Banned Books Week: Keeping a Light in the Attic On

Sep 26, 2014
By:
Abdi Soltani

Page Media

Abdi Soltani reads his "A Light in the Attic" to his two sons

On a visit to the ACLU office in San Francisco, my sons Cyrus and Juno, age 11 and 7, stood in the hallway. Come in my office, I asked them. But they wouldn’t budge. 

I stepped back in the hallway to see what had their attention. It was the giant “Banned Books” poster mounted on the wall.

>> What is Banned Books Week?

On the poster are some of their favorite books, including A Light in the Attic by Shel Silverstein. Their baby sitter had given them the book as a gift three years earlier.

“What does it mean to ban a book?” they asked. “Why would anyone want to ban A Light in the Attic?” was the follow-up question.

We read the fine print on the poster and then looked up why it was banned. Apparently, some parents thought the book planted a bad seed in the minds of their young children. And they pressed their school district to ban the book from the school library – and they were successful – albeit briefly.

Among the culprit poems:

How Not to Have to Dry the Dishes (apparently for teaching slothfulness and disobedience)

If you have to dry the dishes

(Such an awful, boring chore)

If you have to dry the dishes

(‘Stead of going to the store)

If you have to dry the dishes

And you drop one on the floor –

Maybe they won’t let you

Dry the dishes anymore

In defense of this poem, it’s genuinely funny. And to my knowledge, my kids are still happy to dry dishes.

(And for those parents whose children take the poem too literally, you can always get plastic shatterproof dishes and install a soft rubber kitchen floor. Or you could engage in a true American pastime – and create an app that tracks how many dishes your child dries without breaking one and pay them in bitcoins.)

Another poem which I suspect was suspect:

Prayer of the Selfish Child

Now I lay me down to sleep,

I pray the Lord my soul to keep,

And if I die before I wake,

I pray the Lord my toys to break.

So none of the other kids can use ‘em…

Amen.

Now this poem may seem like it promotes selfishness. And perhaps it belittles prayer.

But it actually belittles that selfishness, if you can see the irony. Which my kids do.

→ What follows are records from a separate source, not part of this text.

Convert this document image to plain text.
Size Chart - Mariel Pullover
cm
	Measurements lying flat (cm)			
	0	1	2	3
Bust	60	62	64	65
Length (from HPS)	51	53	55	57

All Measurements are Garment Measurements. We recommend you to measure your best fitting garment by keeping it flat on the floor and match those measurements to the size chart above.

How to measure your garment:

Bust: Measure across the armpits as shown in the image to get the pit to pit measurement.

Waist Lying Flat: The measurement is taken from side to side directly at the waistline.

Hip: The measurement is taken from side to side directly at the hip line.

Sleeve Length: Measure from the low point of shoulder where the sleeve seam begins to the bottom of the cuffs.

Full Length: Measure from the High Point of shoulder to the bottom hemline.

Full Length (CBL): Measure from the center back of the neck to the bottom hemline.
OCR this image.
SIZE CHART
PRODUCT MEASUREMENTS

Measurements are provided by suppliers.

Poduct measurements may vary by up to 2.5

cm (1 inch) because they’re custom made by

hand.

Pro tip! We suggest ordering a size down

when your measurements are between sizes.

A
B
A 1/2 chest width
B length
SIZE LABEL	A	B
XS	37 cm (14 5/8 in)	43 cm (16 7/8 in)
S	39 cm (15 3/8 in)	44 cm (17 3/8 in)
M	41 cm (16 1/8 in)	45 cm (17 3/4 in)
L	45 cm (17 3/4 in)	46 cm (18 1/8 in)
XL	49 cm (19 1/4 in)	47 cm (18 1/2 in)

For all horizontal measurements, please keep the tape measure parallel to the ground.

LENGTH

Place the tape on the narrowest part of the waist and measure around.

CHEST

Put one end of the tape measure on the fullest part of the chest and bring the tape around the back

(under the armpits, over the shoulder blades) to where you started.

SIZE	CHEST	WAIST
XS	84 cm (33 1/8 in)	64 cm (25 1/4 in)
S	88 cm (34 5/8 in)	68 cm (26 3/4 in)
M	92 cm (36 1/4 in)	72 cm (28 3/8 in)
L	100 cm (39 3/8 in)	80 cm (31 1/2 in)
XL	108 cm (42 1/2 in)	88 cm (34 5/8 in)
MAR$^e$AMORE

And as proof that most people have enough sense of irony to appreciate the book without taking it too literally, I give you Exhibit A – our sitter herself, who must have read:

The Sitter

Mrs. McTwitter the baby-sitter,

I think she’s a little bit crazy.

She thinks a baby-sitter’s supposed

To sit upon the baby.

Our sitter took its meaning properly – which is to not sit on the children – rather than literally as an instruction to sit on my children.

All of which inspires this poem of my own:

If you seek to ban a book

Be prepared to overlook

The fact that it sparks

Tears and laughter.

Instead spark something of your own -

anger that festers thereafter.

You can take a book off the shelf.

Even burn it in a bonfire.

It may produce some light and heat.

But less than if you read it.

I ran this poem by my very supportive wife who said through her own tears and laughter, "It’s kind of terrible. Good thing you have a day job."

To which I said, “Some lights are meant to be left on.”

Abdi Soltani is the Executive Director of the ACLU of Northern California.